Hardware configuration

class optexp.hardwareconfig.HardwareConfig[source]

Abstract base class for hardware configurations.

class optexp.hardwareconfig.StrictManualConfig(num_devices: int = 1, micro_batch_size: int | None = None, eval_micro_batch_size: int | None = None, num_workers: int = 0, device: Literal['cpu', 'cuda', 'auto'] = 'auto')[source]

Manual configuration for hardware settings.

If you want to use multiple devices or if the batch size is too large to fit in memory, use this class to specify the hardware settings.

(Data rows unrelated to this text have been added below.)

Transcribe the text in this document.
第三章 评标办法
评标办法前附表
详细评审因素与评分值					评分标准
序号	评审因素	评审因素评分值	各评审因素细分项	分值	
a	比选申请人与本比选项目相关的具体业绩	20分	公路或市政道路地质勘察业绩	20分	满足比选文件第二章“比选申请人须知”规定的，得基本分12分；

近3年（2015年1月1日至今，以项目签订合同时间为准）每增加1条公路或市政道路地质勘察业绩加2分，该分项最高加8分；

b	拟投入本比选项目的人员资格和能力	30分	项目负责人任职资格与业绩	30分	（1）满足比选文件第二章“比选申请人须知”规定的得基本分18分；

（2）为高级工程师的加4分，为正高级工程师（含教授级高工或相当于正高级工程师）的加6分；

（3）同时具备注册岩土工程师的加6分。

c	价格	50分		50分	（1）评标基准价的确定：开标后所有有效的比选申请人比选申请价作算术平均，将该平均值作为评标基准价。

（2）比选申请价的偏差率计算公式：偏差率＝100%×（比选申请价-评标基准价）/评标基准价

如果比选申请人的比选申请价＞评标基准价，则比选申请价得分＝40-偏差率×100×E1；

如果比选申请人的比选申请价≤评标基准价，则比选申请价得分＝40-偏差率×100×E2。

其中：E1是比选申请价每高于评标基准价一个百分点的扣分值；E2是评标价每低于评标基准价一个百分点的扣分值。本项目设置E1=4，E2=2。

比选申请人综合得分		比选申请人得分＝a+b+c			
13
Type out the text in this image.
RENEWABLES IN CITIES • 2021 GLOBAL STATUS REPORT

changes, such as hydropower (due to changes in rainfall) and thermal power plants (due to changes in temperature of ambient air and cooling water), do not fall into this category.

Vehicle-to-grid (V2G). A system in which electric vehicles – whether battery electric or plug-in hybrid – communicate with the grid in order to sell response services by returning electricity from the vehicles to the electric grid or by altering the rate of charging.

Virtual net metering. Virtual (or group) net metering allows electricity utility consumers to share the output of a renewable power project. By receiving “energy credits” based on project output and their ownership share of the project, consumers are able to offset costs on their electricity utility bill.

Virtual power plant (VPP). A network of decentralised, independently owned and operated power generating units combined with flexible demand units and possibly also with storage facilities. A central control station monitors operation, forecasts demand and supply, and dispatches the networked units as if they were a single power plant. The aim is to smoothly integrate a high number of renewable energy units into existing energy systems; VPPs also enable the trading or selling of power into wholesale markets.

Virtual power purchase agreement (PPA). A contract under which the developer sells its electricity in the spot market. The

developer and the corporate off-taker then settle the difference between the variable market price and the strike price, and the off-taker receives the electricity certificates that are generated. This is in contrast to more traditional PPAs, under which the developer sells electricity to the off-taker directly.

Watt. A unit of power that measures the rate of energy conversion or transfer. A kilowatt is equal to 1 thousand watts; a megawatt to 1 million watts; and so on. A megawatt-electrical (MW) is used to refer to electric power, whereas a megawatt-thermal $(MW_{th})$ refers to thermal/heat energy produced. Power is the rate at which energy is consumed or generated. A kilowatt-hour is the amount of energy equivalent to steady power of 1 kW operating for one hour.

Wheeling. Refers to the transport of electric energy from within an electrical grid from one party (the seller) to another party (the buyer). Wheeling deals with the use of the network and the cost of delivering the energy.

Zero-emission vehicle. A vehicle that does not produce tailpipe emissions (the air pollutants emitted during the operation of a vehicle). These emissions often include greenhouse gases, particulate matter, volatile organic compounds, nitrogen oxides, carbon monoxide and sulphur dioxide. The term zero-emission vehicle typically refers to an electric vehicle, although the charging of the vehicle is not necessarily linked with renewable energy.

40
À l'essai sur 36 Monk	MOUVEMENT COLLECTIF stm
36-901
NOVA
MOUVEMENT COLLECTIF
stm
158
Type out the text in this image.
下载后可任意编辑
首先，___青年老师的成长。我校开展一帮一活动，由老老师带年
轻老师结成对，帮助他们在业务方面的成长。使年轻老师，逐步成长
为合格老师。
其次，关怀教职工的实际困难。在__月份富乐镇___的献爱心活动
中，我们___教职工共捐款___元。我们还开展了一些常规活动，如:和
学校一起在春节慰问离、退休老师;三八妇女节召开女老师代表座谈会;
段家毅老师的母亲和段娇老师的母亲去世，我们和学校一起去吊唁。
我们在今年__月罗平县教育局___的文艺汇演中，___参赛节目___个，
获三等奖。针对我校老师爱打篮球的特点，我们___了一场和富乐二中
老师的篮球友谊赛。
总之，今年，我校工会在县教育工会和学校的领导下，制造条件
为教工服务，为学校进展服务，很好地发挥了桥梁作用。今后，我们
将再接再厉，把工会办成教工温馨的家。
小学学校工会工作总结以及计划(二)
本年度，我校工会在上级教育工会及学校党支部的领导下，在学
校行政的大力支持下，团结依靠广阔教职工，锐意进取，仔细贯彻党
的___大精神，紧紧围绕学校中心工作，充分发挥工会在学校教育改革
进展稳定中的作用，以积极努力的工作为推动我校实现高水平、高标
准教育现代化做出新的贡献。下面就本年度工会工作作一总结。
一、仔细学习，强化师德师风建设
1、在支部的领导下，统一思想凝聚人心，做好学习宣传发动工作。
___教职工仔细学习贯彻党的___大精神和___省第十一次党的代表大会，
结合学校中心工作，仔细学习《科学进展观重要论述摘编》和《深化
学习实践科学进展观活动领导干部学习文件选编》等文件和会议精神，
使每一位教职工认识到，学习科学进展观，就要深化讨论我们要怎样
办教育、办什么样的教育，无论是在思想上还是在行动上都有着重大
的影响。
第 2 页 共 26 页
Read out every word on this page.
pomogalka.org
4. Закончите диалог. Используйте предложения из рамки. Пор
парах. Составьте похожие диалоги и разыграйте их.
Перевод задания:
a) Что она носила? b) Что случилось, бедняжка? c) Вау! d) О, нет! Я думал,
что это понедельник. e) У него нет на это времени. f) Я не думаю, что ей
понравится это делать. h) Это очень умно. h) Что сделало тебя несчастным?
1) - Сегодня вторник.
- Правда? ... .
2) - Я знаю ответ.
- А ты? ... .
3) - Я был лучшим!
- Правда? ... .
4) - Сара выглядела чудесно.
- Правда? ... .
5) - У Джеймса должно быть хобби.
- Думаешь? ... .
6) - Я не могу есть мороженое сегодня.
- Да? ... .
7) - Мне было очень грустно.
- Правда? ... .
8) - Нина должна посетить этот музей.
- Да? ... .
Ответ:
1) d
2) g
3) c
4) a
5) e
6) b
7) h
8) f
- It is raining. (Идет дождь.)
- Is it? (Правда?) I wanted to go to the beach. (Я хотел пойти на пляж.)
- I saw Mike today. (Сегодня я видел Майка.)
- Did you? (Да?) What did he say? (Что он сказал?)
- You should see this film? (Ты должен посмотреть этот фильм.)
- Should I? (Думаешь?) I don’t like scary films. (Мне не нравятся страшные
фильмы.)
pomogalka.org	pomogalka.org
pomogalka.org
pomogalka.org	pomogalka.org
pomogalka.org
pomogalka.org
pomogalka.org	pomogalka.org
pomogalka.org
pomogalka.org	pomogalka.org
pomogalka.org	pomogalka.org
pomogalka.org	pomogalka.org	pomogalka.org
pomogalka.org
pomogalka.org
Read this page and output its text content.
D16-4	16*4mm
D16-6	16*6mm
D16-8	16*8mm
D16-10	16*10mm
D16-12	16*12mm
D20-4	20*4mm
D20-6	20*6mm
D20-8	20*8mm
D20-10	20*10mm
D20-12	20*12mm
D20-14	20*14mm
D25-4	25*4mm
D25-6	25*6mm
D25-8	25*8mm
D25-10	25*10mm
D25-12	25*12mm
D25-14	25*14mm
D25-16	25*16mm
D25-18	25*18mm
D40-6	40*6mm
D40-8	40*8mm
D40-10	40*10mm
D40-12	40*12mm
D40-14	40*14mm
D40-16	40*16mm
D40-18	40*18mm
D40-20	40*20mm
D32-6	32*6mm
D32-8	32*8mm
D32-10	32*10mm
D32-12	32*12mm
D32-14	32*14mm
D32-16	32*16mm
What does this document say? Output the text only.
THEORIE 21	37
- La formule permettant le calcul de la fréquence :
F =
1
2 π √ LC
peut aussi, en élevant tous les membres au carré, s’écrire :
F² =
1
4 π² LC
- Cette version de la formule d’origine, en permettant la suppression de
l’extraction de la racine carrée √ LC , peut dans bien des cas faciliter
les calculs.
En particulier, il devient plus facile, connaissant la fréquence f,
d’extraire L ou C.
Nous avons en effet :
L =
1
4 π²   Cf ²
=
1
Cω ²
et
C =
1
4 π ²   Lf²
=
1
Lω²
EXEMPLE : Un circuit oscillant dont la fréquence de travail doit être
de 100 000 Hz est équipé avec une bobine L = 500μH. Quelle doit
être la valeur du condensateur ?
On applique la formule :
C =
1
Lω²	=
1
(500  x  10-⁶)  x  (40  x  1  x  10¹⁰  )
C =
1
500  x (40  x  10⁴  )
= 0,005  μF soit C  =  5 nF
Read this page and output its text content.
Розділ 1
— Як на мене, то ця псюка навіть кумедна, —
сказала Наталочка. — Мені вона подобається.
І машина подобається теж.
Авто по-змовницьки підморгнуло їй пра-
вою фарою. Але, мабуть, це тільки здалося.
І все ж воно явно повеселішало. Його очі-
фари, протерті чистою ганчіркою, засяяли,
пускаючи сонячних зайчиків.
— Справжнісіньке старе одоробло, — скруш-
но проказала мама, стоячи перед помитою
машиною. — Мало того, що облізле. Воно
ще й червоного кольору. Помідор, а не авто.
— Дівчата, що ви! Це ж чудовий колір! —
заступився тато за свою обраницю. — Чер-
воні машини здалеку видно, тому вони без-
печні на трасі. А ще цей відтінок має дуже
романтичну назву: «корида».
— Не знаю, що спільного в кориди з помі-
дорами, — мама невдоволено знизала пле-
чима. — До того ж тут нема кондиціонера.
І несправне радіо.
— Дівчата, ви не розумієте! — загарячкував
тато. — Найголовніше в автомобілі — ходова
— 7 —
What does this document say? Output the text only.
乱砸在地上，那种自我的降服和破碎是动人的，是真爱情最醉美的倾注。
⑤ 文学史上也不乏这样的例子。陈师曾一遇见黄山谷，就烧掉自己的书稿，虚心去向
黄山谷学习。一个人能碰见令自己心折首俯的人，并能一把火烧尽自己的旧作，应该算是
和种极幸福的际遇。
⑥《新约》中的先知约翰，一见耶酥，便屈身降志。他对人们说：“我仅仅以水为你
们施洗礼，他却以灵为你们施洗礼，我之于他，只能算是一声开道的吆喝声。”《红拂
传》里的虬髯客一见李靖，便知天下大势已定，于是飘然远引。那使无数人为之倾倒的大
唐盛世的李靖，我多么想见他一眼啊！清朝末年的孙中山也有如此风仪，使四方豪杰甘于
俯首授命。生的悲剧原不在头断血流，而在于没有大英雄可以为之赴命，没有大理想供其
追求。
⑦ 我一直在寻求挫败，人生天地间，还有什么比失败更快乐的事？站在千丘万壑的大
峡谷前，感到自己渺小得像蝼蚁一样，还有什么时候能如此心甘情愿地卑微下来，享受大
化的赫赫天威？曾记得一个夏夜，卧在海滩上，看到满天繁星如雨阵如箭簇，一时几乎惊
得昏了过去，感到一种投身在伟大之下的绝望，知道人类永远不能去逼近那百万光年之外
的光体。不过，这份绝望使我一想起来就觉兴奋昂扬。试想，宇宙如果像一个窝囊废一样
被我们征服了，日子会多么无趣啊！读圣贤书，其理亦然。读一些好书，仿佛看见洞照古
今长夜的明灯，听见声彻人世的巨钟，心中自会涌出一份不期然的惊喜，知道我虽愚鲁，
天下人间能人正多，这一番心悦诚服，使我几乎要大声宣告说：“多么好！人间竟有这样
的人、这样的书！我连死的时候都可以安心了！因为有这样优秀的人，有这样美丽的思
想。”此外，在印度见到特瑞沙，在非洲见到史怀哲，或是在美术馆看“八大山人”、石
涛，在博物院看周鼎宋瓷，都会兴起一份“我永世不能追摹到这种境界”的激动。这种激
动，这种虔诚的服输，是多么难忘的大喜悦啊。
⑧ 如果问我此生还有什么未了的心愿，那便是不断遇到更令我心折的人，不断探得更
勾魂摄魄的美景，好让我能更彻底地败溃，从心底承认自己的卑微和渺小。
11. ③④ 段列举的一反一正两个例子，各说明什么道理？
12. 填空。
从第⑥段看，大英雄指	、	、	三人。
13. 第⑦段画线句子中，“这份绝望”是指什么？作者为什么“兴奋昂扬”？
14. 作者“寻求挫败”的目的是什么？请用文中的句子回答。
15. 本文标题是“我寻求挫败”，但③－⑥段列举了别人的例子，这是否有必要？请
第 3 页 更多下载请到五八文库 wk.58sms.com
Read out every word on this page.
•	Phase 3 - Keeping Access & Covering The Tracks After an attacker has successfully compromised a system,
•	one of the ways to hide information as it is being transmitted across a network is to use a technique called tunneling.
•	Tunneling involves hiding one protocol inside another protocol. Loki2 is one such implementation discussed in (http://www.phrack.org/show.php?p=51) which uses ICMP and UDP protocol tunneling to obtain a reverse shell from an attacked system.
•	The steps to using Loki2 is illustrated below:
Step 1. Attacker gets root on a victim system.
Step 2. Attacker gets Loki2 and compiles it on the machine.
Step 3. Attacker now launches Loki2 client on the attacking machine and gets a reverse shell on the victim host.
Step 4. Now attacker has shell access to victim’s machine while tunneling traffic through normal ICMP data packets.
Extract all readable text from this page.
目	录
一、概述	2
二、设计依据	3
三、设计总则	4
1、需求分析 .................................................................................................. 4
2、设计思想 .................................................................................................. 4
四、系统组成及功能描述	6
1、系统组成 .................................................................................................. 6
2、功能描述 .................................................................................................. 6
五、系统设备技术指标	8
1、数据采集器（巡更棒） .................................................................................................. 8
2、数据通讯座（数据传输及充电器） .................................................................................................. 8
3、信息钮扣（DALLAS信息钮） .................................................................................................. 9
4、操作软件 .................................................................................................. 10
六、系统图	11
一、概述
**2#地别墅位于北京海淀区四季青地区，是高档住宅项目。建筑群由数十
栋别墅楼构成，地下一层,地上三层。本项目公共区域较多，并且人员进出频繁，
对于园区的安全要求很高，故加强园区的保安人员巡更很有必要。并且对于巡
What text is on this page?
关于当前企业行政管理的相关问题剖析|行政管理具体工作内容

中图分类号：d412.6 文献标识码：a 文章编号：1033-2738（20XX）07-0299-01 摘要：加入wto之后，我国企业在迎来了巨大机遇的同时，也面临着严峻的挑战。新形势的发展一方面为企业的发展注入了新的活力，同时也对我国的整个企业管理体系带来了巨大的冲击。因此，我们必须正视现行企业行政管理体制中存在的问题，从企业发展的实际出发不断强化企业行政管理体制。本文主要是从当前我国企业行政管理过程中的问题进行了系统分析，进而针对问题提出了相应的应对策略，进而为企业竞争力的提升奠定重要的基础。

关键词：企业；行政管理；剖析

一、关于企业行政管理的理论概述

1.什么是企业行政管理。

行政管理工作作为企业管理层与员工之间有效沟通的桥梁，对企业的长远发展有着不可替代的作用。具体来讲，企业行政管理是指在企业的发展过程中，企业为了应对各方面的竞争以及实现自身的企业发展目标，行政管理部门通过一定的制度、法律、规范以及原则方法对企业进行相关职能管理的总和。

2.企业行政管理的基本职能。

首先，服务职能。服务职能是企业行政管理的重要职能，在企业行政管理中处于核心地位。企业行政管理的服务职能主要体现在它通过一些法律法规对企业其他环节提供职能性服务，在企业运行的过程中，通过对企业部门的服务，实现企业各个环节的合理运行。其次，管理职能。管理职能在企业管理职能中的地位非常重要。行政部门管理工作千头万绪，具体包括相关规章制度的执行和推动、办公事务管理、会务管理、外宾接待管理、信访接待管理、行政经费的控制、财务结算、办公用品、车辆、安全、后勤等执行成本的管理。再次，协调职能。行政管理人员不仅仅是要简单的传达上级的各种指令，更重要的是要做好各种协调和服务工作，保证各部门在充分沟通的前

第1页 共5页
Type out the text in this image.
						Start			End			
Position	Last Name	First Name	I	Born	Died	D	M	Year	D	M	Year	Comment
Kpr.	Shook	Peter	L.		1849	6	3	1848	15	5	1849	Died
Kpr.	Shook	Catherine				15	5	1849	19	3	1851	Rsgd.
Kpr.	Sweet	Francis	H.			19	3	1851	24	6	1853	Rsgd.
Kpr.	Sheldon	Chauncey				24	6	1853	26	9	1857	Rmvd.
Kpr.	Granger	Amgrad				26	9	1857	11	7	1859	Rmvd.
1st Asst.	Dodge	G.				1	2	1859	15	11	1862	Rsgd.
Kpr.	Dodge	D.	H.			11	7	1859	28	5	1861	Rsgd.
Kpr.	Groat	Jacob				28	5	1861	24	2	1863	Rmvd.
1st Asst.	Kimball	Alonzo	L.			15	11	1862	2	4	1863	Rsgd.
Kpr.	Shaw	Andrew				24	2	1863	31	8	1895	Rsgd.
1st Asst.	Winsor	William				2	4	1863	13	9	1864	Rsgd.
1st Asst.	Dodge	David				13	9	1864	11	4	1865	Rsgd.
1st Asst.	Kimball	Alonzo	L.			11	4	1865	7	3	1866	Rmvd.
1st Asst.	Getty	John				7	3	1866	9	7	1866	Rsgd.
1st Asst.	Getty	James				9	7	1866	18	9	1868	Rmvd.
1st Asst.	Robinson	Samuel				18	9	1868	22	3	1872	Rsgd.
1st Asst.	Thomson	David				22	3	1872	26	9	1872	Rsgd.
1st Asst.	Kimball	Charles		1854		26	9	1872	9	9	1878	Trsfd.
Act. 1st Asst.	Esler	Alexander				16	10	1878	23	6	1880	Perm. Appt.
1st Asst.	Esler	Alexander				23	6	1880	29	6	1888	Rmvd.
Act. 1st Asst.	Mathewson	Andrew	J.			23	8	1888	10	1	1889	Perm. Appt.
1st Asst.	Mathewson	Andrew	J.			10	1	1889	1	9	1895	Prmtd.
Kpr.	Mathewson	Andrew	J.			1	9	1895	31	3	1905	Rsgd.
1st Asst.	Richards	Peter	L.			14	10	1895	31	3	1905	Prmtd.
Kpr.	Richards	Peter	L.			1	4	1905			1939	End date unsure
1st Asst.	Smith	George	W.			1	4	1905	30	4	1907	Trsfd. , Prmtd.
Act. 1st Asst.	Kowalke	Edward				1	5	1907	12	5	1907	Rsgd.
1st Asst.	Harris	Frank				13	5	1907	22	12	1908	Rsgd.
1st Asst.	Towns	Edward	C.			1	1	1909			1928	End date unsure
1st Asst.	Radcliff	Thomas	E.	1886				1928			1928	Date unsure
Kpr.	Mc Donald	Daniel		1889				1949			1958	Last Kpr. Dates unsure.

The _effective_ batch size, the number of samples used to compute each optimization step, is specified in Problem. This class specifies the number of samples loaded at once, the micro batch size, which are then used with gradient accumulation to compute the optimization step.

Operations like drop_last are not yet supported. You will get an error if the batch size does not divide the dataset size.

Parameters:
  • num_devices (int, optional) – number of devices (eg GPUs). Defaults to 1.

  • micro_batch_size (int, optional) – mumber of samples loaded at once during training. Needs to evenly divide the batch size. If not provided, the Problem batch size is used.

  • eval_micro_batch_size (int, optional) – number of samples loaded at once during evaluation. Size of the actual minibatches that will be loaded during evaluation. If not provided, the micro_batch_size is used.

  • num_workers (int, optional) – number of workers to load samples. Defaults to 0

  • device (Literal["cpu" | "cuda" | "auto"]) – device to use for training. Can be “cpu”, “cuda” or “auto”. Defaults to “auto”, using the GPU if available.

Example

  1. Steps with a batch size of 100, loading 10 samples at a time:

    Problem(
        batch_size=100,
        hw_config=StrictManualConfig(
            num_devices=1,
            micro_batch_size=10
        ),
        ...,
    )
    
  2. Steps with a batch size of 100, loading 10 samples at a time with 2 GPUs:

    Problem(
        batch_size=100,
        hw_config=StrictManualConfig(
            num_devices=2,
            micro_batch_size=10,
            device="gpu",
        ),
        ...,
    )
    
  3. Invalid configuration: The batch size is not a multiple of the micro batch size:

    Problem(
        batch_size=100,
        hw_config=StrictManualConfig(
            num_devices=1,
            micro_batch_size=15
        ),
        ...,
    )
    
  4. Invalid configuration: The batch_size is not a multiple of the micro_batch_size * num_devices:

    Problem(
        batch_size=100,
        hw_config=StrictManualConfig(
            num_devices=3,
            micro_batch_size=50
        ),
        ...,
    )